Friday, 10 March 2017

Anthony Burgess: A Clockwork Archive

BBC Radio 4 Extra broadcast: 26th February 2017

Anthony Burgess is best known as the author of A Clockwork Orange, published 50 years ago.

Burgess was born in 1917 in one of the poorest areas of North Manchester. It was entirely unpredictable that such a major literary figure and polymath would spring from such a humble background.He remained in Manchester until he graduated from the University, but never went back to live there and was careful to disguise his Northern accent.

Paul Morley - a fellow Northern exile - visits some of the key landmarks of Burgess's early life - Xaverian College where he was taught by strict Catholics from the Xaverian Brothers; the Free Trade Hall where he heard the Hallé Orchestra; Central Library where he began a lifelong process of self-education.

Paul also considers Burgess's continuing passion for writing classical music; his first creative ambition was to be a composer. He wrote over 200 pieces of pieces of classical music, including full-length symphonies and a ballet. Very little of his music was performed during his lifetime, but it is now attracting interest from musicians and academics.

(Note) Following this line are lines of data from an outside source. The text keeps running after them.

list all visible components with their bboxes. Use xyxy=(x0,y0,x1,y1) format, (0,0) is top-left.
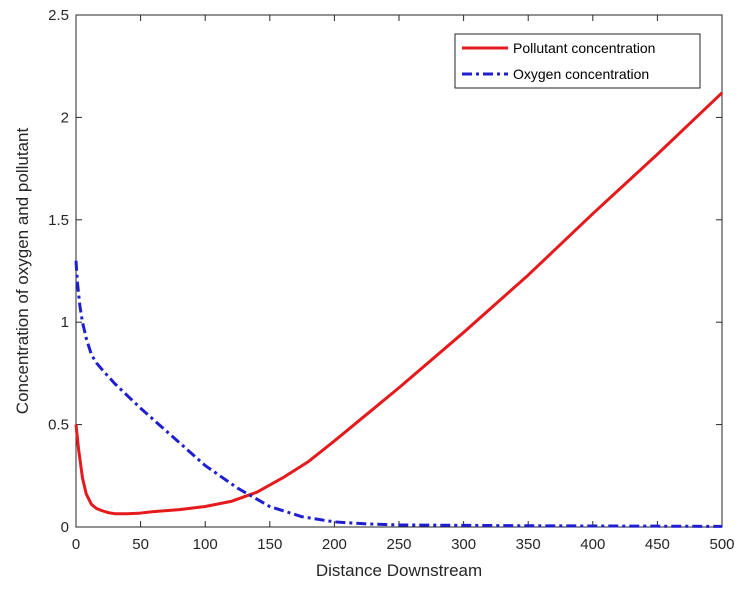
y-axis-title: Concentration of oxygen and pollutant xyxy=(13,128,32,415)
legend-box xyxy=(454,33,701,89)
x-tick-label: 400 xyxy=(580,536,605,553)
x-tick-label: 350 xyxy=(516,536,541,553)
x-tick-label: 100 xyxy=(193,536,218,553)
x-tick-label: 200 xyxy=(322,536,347,553)
legend-label-oxygen: Oxygen concentration xyxy=(513,66,649,82)
plot-area xyxy=(75,14,723,528)
x-axis-title: Distance Downstream xyxy=(316,561,482,580)
series-line-oxygen xyxy=(74,260,723,528)
y-tick-label: 2.5 xyxy=(48,7,69,24)
legend: Pollutant concentration Oxygen concentra… xyxy=(454,33,701,89)
x-tick-label: 500 xyxy=(709,536,734,553)
y-tick-label: 0 xyxy=(61,519,69,536)
y-tick-label: 1 xyxy=(61,314,69,331)
y-tick-label: 0.5 xyxy=(48,417,69,434)
x-tick-label: 150 xyxy=(257,536,282,553)
ticks-layer: 0 50 100 150 200 250 300 350 400 450 500 0 0.5 1 1.5 2 2… xyxy=(48,7,734,553)
y-tick-label: 1.5 xyxy=(48,212,69,229)
x-tick-label: 450 xyxy=(645,536,670,553)
x-tick-label: 250 xyxy=(386,536,411,553)
legend-label-pollutant: Pollutant concentration xyxy=(513,40,655,56)
series-line-pollutant xyxy=(74,91,724,516)
series-layer xyxy=(74,91,724,528)
x-tick-label: 0 xyxy=(72,536,80,553)
y-tick-label: 2 xyxy=(61,109,69,126)
x-tick-label: 300 xyxy=(451,536,476,553)
x-tick-label: 50 xyxy=(132,536,149,553)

Burgess's legacy includes not only 33 published novels, two autobiographies and a large amount of journalism but a previously unheard archive of about 800 audio cassettes and home movies. Paul Morley visits The International Anthony Burgess Foundation in Manchester, which is cataloguing this rich, diverse and remarkable archive.

Contributors include Dr Andrew Biswell, biographer of Anthony Burgess and Director of The International Anthony Burgess Foundation; Paul Philips, author of a book about Burgess's music; and Dr Kevin Malone an expert on the music Burgess himself wrote for his own dramatized version of A Clockwork Orange.